Appeal concerning the calculation of the national minimum wage where the claimant, a school support assistant, worked part-time but was contracted to be paid during school holidays.

The claimant was paid her salary in equal monthly instalments. She worked three days (or 21 hours) a week during term time and, according to her contract, was entitled to the usual school holidays as holidays with pay. She brought a claim for unlawful deduction from wages, arguing she had been paid below the level of the national minimum wage. It was accepted that the claimant was engaged in “salaried hours work” for the purpose of the National Minimum Wage Regulations 2015. The tribunal dismissed her complaint, as her “basic hours” for NMW purposes were based on 21 hours over 40 weeks - the 36 weeks she worked in term time and her four weeks’ leave due under the Working Time Regulations 1998.

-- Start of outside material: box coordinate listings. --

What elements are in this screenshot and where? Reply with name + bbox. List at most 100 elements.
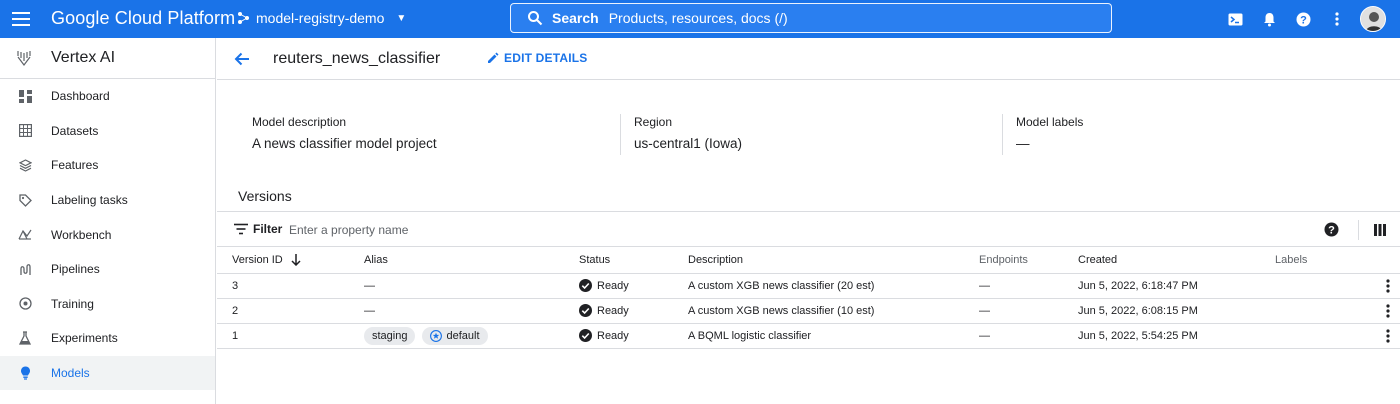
model-description-field: Model description A news classifier mode…: [252, 115, 437, 155]
more-vert-icon[interactable]: [1378, 301, 1398, 321]
status-cell: Ready: [579, 273, 688, 299]
top-app-bar: Google Cloud Platform model-registry-dem…: [0, 0, 1400, 38]
created-cell: Jun 5, 2022, 6:08:15 PM: [1078, 298, 1275, 324]
features-icon: [17, 157, 33, 173]
star-badge-icon: [430, 329, 443, 342]
sidebar-item-training[interactable]: Training: [0, 287, 215, 322]
chevron-down-icon: ▼: [396, 12, 407, 24]
alias-chip-default[interactable]: default: [422, 326, 488, 345]
filter-input[interactable]: [289, 221, 589, 239]
status-cell: Ready: [579, 323, 688, 349]
pipelines-icon: [17, 261, 33, 277]
status-text: Ready: [597, 304, 629, 317]
search-label: Search: [552, 10, 599, 26]
sidebar-title: Vertex AI: [51, 49, 116, 66]
divider: [1002, 114, 1003, 155]
alias-cell: —: [364, 273, 579, 299]
search-icon: [528, 11, 543, 26]
workbench-icon: [17, 227, 33, 243]
cloud-shell-icon[interactable]: [1218, 4, 1252, 34]
datasets-icon: [17, 123, 33, 139]
hamburger-menu-icon[interactable]: [12, 8, 34, 30]
version-id-cell[interactable]: 2: [217, 298, 364, 324]
sidebar-item-label: Experiments: [51, 331, 118, 346]
more-vert-icon[interactable]: [1378, 326, 1398, 346]
divider: [620, 114, 621, 155]
endpoints-cell: —: [979, 323, 1078, 349]
column-display-icon[interactable]: [1373, 223, 1387, 237]
page-header: reuters_news_classifier EDIT DETAILS: [217, 38, 1400, 80]
table-row[interactable]: 1 staging default Ready A BQML logistic c…: [217, 323, 1400, 349]
description-cell: A BQML logistic classifier: [688, 323, 979, 349]
status-text: Ready: [597, 329, 629, 342]
description-cell: A custom XGB news classifier (20 est): [688, 273, 979, 299]
main-content: reuters_news_classifier EDIT DETAILS Mod…: [217, 38, 1400, 404]
check-circle-icon: [579, 329, 592, 342]
sidebar-item-label: Labeling tasks: [51, 193, 128, 208]
region-label: Region: [634, 115, 673, 129]
version-id-cell[interactable]: 1: [217, 323, 364, 349]
version-id-cell[interactable]: 3: [217, 273, 364, 299]
arrow-down-icon[interactable]: [291, 253, 301, 266]
dashboard-icon: [17, 88, 33, 104]
more-vert-icon[interactable]: [1378, 276, 1398, 296]
sidebar-item-label: Training: [51, 296, 94, 311]
status-text: Ready: [597, 279, 629, 292]
column-header-created[interactable]: Created: [1078, 247, 1275, 274]
sidebar-item-label: Dashboard: [51, 89, 110, 104]
column-header-version-id[interactable]: Version ID: [217, 247, 364, 274]
model-description-label: Model description: [252, 115, 347, 129]
labels-cell: [1275, 273, 1350, 299]
alias-chip-label: staging: [372, 329, 408, 342]
page-title: reuters_news_classifier: [273, 50, 441, 67]
project-icon: [238, 12, 249, 24]
table-header-row: Version ID Alias Status Description Endp…: [217, 247, 1400, 274]
sidebar-item-workbench[interactable]: Workbench: [0, 217, 215, 252]
training-icon: [17, 296, 33, 312]
table-row[interactable]: 2 — Ready A custom XGB news classifier (…: [217, 298, 1400, 324]
model-description-value: A news classifier model project: [252, 136, 437, 151]
column-header-status[interactable]: Status: [579, 247, 688, 274]
back-arrow-icon[interactable]: [233, 50, 251, 68]
actions-cell: [1350, 273, 1400, 299]
sidebar-item-dashboard[interactable]: Dashboard: [0, 79, 215, 114]
brand-name[interactable]: Google Cloud Platform: [51, 8, 235, 29]
sidebar-item-pipelines[interactable]: Pipelines: [0, 252, 215, 287]
sidebar-item-datasets[interactable]: Datasets: [0, 114, 215, 149]
sidebar-item-labeling-tasks[interactable]: Labeling tasks: [0, 183, 215, 218]
labels-cell: [1275, 298, 1350, 324]
filter-bar: Filter ?: [217, 211, 1400, 247]
more-vert-icon[interactable]: [1320, 4, 1354, 34]
search-bar[interactable]: Search Products, resources, docs (/): [510, 3, 1112, 33]
column-header-alias[interactable]: Alias: [364, 247, 579, 274]
help-icon[interactable]: ?: [1324, 222, 1339, 237]
notifications-icon[interactable]: [1252, 4, 1286, 34]
endpoints-cell: —: [979, 273, 1078, 299]
created-cell: Jun 5, 2022, 6:18:47 PM: [1078, 273, 1275, 299]
experiments-icon: [17, 330, 33, 346]
versions-table: Version ID Alias Status Description Endp…: [217, 247, 1400, 349]
column-header-description[interactable]: Description: [688, 247, 979, 274]
sidebar-item-label: Workbench: [51, 227, 112, 242]
filter-icon[interactable]: [234, 223, 248, 235]
sidebar-item-label: Pipelines: [51, 262, 100, 277]
model-labels-label: Model labels: [1016, 115, 1084, 129]
vertex-ai-logo-icon: [17, 51, 31, 66]
table-row[interactable]: 3 — Ready A custom XGB news classifier (…: [217, 273, 1400, 299]
user-avatar[interactable]: [1360, 6, 1386, 32]
alias-chip-staging[interactable]: staging: [364, 326, 416, 345]
sidebar-item-features[interactable]: Features: [0, 148, 215, 183]
filter-label[interactable]: Filter: [253, 222, 282, 236]
region-field: Region us-central1 (Iowa): [634, 115, 742, 155]
column-header-endpoints: Endpoints: [979, 247, 1078, 274]
region-value: us-central1 (Iowa): [634, 136, 743, 151]
help-icon[interactable]: ?: [1286, 4, 1320, 34]
check-circle-icon: [579, 304, 592, 317]
sidebar-item-models[interactable]: Models: [0, 355, 215, 391]
sidebar-item-experiments[interactable]: Experiments: [0, 321, 215, 356]
endpoints-cell: —: [979, 298, 1078, 324]
project-selector[interactable]: model-registry-demo ▼: [236, 10, 406, 26]
edit-details-label: EDIT DETAILS: [504, 51, 588, 65]
edit-details-button[interactable]: EDIT DETAILS: [487, 51, 588, 65]
actions-cell: [1350, 323, 1400, 349]
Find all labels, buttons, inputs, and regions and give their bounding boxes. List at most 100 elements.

The EAT allowed the appeal as the claimant’s “basic hours” derived from her contract and could include hours which were not working hours. Where a worker is contractually entitled to receive their normal salary for a period of absence, such as contractual holidays, the periods of absence from work can count towards the “basic hours” of salaried hours work even if they are not absences from a period when a worker would otherwise be working. The tribunal had erred in focusing on the weeks worked and not looking at the claimant’s contract.